Mean SDdn of SBP was calculated by quartile of FEV1. Next, the differences in SDdn of SBP for each of the three highest quartiles of FEV1, compared to the lowest quartile (the reference category), were calculated using linear regression. Two models were estimated. The initial model included adjustment for age and sex. A subsequent model had additional adjustment for pack years of cigarette smoking, physical activity, BMI, diabetes, total and HDL-cholesterol, statin use, history of stroke and myocardial infarction, eGFR, albuminuria, C-reactive protein, mean daytime SBP and the classes of antihypertensive medications being taken. Since lung function and BPV have each been associated with sex, smoking status, antihypertensive medication use and BP control, analyses were performed to assess the association between FEV1, FVC and FEV1-to-FVC ratio and SDdn in subgroups defined by sex (male/female), smoking status (never, former, current), antihypertensive medication use (yes/no) and controlled clinic BP (yes/no). Two-sided p-values < 0.05 were considered statistically significant. All analyses were conducted using SAS version 9.3 (SAS Institute, Research Triangle Park, NC).

Results

Participant characteristics

Participants in the lowest quartile of FEV1 had higher mean height, weight and BMI, lower physical activity levels and a higher proportion was current smokers (Table 1) compared to the highest quartile. Also, the prevalence of diabetes, a history of stroke and myocardial infarction, hypertension, reduced eGFR, albuminuria and statin use was higher in the lowest versus highest quartile of FEV1. Mean daytime SBP was higher and antihypertensive medication use was more common for participants in the lowest versus highest quartile of FEV1. Similar associations were present between participant characteristics and quartiles of FVC (Table 1).
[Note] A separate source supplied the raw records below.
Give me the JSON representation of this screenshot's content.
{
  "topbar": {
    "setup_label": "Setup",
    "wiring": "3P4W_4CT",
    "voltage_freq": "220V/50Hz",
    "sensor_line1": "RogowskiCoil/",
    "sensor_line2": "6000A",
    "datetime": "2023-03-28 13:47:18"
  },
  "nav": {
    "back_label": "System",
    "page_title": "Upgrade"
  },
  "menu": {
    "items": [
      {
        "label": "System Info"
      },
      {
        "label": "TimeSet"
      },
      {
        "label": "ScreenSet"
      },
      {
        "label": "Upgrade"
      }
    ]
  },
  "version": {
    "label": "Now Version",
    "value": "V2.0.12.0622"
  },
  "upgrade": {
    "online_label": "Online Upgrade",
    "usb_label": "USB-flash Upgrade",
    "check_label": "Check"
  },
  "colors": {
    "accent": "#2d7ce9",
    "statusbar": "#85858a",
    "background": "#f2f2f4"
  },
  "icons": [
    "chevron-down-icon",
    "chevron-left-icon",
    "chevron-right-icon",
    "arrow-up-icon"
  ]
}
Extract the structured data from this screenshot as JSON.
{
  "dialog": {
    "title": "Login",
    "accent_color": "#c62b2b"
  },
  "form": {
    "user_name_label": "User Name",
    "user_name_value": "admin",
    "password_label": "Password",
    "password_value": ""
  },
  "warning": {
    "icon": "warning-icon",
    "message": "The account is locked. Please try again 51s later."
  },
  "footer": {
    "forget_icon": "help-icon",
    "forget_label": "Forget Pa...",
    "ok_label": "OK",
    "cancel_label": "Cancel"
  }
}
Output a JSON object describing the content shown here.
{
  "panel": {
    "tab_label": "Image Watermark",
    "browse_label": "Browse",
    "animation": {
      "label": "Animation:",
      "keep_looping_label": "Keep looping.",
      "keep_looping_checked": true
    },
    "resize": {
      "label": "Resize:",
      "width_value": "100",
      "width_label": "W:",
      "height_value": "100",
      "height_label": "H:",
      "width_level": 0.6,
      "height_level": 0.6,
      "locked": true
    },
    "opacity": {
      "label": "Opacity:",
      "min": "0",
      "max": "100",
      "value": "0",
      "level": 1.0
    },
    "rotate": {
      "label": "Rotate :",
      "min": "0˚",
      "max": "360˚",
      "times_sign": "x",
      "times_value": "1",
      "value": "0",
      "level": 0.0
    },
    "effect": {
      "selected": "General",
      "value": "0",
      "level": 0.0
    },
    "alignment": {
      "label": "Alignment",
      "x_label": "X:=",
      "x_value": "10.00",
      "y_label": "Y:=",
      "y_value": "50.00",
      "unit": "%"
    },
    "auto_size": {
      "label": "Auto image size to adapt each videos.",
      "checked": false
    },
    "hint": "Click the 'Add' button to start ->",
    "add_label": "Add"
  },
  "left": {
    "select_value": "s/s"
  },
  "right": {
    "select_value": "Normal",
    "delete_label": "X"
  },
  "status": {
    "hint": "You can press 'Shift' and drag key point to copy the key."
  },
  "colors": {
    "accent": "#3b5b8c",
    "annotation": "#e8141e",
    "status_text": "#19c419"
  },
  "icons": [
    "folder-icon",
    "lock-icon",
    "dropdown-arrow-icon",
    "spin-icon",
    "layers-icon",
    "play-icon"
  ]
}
Additional file 1: Table S1 reports participant characteristics by quartile of FEV1-to-FVC ratio.

Table 1 Baseline characteristics for Jackson Heart Study participants by quartiles of forced-expiratory-volume-in-1-second and forced-vital-capacity
Full size table

FEV1 and FVC with day-night standard deviation and average real variability of BP

There were no graded associations of lower quartiles of FEV1 and, separately, FVC with higher mean SDdn of SBP (Table 2). An association between FEV1 and SDdn of SBP was present after adjustment for age and sex but was attenuated after multivariable adjustment. The association between lower FVC with higher SDdn of SBP after adjustment for age and sex was attenuated after full multivariable adjustment. FEV1 and FVC were not associated with SDdn of DBP before or after multivariable adjustment. Associations were not present between FEV1 and FVC with ARV of SBP and DBP (Table 3).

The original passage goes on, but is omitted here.